Point le plus fort du single : la dénonciation des escroqueries sentimentales en milieu chrétien, un sujet tabou.« Lorsque quelqu’un est votre pasteur ou votre prêtre, vous lui accordez une foi incontestable et croyez en tout ce qu’il dit. Mais sur le plan charnel, cela reste un homme qui peut facilement profiter de cette emprise pour vous manipuler.

On vit cela chaque jour », martèle-t-elle.« Beaucoup en sont victimes, mais ne peuvent pas en parler parce qu’il s’agit de personnes haut placées : des pères spirituels, des bergers, des diacres. Il est difficile de dénoncer ces faits ».

Réseaux sociaux : l’amour est devenu une compétition

Sa Majesté Impéralia épingle aussi l’ère du paraître.« L’amour est devenu une compétition où l’on s’oublie soi-même pour plaire aux autres. Les gens veulent vivre ce qu’ils voient sur les réseaux, mais ce n’est pas la vraie vie. Il y a des femmes qui se sont mariées pour l’apparence, des hommes qui ne sont pas heureux mais restent dans le mariage par peur du qu’en-dira-t-on », déplore-t-elle.

Sa conclusion est un appel à la force : « Il ne faut pas confondre passion et destruction. Savoir partir quand le respect n’est plus là est une preuve de force. Beaucoup meurent en silence ».

PORTRAIT : Sa Majesté Impéralia, la voix qui soigne et la beauté qui impose le respect

Derrière le message fort de “Amour toxique”, il y a une femme. Une présence. Sa Majesté Impéralia n’est pas passée inaperçue lors de “Vodacom Best of the Best 2019” et ce n’est pas un hasard. Originaire du Kasaï-Oriental, elle avance avec l’élégance naturelle des grandes dames de la musique congolaise.

Après s’être imposée sur la scène kinoise, elle s’est lancée en solo en 2020. Avec “Trahison” et “Terminus“, elle avait déjà posé les bases d’une musique entre mélodie et engagement socialTeint lumineux, regard profond et assuré, elle porte sa voix comme on porte une couronne. D’où son nom de scène : “Sa Majesté Impéralia “.

Sur scène comme en clip, elle dégage une aura. Des tenues sobres mais chics qui mettent en valeur sa silhouette, des coiffures travaillées qui encadrent un visage fin, et surtout ce sourire qui tranche avec la gravité de ses textes.

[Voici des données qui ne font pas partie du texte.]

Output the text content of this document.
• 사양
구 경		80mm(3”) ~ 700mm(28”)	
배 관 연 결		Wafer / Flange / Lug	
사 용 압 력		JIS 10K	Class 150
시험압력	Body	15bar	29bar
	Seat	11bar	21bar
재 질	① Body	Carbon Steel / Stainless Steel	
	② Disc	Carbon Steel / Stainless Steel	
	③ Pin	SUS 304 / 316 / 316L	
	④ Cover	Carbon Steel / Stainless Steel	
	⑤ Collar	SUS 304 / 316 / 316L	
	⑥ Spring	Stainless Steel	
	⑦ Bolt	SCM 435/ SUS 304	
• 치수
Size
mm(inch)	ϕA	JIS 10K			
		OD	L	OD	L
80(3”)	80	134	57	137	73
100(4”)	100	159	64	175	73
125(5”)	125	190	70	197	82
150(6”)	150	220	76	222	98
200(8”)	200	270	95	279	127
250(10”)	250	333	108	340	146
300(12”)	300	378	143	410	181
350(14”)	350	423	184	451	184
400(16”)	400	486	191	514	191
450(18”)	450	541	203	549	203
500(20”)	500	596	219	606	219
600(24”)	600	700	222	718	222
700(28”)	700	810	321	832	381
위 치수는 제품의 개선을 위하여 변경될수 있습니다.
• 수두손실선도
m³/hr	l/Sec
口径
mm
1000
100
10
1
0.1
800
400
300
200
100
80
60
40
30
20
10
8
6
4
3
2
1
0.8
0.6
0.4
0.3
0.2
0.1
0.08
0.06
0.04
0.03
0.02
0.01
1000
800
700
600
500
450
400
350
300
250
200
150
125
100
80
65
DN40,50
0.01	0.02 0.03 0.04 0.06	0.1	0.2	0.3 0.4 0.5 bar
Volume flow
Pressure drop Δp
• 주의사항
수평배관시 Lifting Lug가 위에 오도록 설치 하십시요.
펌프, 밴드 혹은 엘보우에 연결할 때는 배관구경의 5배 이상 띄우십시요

C’est cette dualité qui marque : “une beauté rayonnante au service d’une parole engagée”.Elle ne chante pas juste. Elle incarne. Entre mélodie et engagement social, Impéralia impose un style : la douceur de la femme et la force du message.

Une artiste qui prouve qu’on peut être belle, digne et dérangeante quand il faut dire la vérité. De Kinshasa à Paris, du concours à la scène solo, elle trace son chemin. Et avec “Amour toxique“, elle confirme qu’elle est bien plus qu’une belle voix. Elle est une voix qui compte.